The Court held that her settlement payment was not excludable because the settlement agreement stated that the money was for emotional pain, suffering, inconvenience, and mental anguish, making no mention of physical injury. Although the record reflected that Ms. Shelton suffered physical injury as a result of her sexual harassment, the actual settlement agreement made no mention of physical injury.

DRAFTING SETTLEMENTS UNDER 26 U.S.C. 104 IN LIGHT OF THESE CASES

It is in the best interests of all parties involved to ensure that settlement provisions are clear regarding the basis for the payment to avoid unnecessary litigation expenses. While some defense attorneys may be tempted to draft a blanket release along with a Form 1099 under the belief that further responsibility lies with the Plaintiff to determine tax liability, this approach overlooks the reality that if the I.R.S. questions the excludability of the Plaintiff’s amount, then both parties will be required to provide time and energy to resolve the dispute.

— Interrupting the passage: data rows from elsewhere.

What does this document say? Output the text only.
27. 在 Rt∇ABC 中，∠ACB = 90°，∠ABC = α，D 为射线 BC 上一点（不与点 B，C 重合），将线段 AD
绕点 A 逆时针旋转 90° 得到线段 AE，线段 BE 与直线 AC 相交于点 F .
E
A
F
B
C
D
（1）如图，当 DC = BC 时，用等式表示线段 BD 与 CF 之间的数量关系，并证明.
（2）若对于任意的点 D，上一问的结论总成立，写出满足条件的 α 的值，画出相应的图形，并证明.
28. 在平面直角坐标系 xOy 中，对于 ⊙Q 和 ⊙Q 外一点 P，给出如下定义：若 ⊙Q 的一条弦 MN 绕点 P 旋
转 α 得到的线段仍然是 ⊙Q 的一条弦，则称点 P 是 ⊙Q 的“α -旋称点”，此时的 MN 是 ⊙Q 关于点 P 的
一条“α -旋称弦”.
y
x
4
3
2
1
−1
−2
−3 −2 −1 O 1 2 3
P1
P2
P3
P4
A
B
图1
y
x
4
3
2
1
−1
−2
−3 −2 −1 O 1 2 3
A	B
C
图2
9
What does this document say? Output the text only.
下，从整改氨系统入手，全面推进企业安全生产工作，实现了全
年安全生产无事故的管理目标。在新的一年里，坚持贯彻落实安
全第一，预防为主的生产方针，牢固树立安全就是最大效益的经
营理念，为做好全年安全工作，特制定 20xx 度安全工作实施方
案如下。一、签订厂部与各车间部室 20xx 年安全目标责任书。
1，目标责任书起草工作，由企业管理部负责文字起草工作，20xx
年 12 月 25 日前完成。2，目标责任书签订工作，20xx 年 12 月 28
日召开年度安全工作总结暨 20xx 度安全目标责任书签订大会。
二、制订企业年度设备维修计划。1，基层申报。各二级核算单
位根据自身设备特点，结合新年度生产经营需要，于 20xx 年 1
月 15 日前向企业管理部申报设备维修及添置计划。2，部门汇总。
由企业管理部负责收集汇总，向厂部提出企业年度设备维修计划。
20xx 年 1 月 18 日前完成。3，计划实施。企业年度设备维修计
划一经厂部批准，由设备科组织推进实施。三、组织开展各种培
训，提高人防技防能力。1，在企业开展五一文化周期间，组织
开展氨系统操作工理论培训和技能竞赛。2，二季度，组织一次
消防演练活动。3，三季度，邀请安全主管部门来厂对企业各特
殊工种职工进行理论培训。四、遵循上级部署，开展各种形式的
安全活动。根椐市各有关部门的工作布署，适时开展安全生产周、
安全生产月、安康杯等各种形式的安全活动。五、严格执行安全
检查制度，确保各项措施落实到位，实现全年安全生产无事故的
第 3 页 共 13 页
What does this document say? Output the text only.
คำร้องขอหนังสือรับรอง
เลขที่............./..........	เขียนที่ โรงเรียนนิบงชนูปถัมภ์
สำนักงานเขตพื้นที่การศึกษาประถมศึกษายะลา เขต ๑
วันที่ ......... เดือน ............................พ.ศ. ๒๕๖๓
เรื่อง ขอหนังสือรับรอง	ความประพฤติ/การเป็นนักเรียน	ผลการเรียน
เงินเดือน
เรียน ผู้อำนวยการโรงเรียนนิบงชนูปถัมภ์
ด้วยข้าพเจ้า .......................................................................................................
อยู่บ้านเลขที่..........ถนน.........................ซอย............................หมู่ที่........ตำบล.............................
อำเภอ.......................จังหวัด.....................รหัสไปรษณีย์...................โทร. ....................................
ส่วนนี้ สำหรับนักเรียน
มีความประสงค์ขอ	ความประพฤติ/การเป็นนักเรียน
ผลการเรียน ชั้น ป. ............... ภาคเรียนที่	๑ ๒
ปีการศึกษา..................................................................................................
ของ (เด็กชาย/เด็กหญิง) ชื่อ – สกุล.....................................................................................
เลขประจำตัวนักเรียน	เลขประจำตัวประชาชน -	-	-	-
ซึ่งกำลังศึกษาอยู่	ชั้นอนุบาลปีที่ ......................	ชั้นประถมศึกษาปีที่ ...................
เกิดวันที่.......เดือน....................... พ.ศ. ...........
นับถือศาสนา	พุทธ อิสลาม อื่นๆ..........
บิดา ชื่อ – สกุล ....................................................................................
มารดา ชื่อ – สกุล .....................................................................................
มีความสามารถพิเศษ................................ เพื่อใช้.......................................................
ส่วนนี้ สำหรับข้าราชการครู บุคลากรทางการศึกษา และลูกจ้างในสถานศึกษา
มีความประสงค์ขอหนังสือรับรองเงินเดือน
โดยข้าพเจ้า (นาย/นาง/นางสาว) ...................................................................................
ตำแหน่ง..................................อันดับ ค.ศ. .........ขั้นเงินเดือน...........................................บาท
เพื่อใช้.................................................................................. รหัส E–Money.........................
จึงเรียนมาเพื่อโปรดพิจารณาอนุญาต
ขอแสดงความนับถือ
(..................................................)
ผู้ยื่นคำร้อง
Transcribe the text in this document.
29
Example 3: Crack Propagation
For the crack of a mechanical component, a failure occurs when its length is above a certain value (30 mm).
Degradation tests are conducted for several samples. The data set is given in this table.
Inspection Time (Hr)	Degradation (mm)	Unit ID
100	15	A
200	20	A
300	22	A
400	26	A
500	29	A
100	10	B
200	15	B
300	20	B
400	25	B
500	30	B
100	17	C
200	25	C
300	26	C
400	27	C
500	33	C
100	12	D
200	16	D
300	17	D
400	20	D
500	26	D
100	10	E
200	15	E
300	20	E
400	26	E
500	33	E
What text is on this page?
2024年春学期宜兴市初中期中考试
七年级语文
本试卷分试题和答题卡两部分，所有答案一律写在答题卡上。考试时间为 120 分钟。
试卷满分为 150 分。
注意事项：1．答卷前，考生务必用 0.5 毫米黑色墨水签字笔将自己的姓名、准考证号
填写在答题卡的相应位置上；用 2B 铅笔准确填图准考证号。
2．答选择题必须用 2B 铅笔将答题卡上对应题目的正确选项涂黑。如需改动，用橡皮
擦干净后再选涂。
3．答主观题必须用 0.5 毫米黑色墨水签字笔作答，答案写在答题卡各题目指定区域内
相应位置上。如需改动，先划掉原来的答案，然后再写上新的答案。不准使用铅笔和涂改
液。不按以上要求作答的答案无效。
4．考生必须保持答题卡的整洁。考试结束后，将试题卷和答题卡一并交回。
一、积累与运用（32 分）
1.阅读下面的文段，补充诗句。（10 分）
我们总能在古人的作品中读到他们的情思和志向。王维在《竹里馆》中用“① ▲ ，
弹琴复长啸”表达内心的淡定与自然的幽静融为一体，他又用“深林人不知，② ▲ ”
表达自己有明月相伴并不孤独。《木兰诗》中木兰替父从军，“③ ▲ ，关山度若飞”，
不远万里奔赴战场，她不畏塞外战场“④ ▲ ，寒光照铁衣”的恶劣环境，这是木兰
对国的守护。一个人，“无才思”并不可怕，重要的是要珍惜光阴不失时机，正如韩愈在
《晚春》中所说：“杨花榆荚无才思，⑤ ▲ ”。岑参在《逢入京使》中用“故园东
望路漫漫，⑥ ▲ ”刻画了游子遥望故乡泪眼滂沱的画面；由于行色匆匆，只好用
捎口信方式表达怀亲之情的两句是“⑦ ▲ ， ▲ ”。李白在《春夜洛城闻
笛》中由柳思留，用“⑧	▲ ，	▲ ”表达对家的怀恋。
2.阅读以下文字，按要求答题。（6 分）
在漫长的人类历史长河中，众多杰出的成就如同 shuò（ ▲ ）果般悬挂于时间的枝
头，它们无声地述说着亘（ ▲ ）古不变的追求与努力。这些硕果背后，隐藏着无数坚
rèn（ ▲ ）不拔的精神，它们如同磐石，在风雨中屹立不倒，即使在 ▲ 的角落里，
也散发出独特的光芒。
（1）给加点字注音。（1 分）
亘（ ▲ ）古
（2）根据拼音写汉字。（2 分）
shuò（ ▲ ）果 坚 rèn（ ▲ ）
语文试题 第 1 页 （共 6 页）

Counsel should not rely on such treatment and outline all settlement terms explicitly. The most important tool to avoid post-settlement litigation is a well-drafted settlement agreement. The agreement must contain a clear statement regarding the nature of the payment. In the case of multiple payments, defense counsel should issue separate checks for amounts based on compensation and amounts paid on account of physical sickness or physical injury. The accompanying Form 1099 should match the excludable amount, giving evidence of the payor’s intent. As a best practice, defense counsel should also issue separate payment for plaintiff’s counsel, and that amount should not be included on the Form 1099 because it will not be received by the Plaintiff.

Plaintiff’s counsel must include claims of physical sickness or physical injury to ensure that they meet the requirements of section 104(a)(2). If the original complaint alleges only discrimination, for example, and that emotional injury later manifests into a physical injury, the court will not find excludability under section 104(a)(2).

As with all well-drafted contracts, counsel would be well-advised to bar parol evidence and state explicitly that the contract is a final integrated writing, which contains all of the terms agreed upon by the parties. Counsel should also include a merger clause stating that any previous negotiations will be superseded by the final contract. These clauses act to limit the scope and discovery of potential post-settlement litigation.

While this general advice seems obvious, the above cases became tax disputes because defense counsel drafted only an all-inclusive release of claims, and included a blank Form 1099 and a settlement check. In turn, plaintiff’s counsel advised his or her client to sign such a release. Protecting the client’s interests requires an attorney to look beyond the immediate transaction with an eye toward potential litigation to follow. With recent court decisions giving attorneys a glimpse into the factors that will be considered, anything less than careful drafting falls short of professional and ethical representation. It can also result in the loss of thousands of dollars! Insist on language in the settlement agreement that protects your tax exclusion!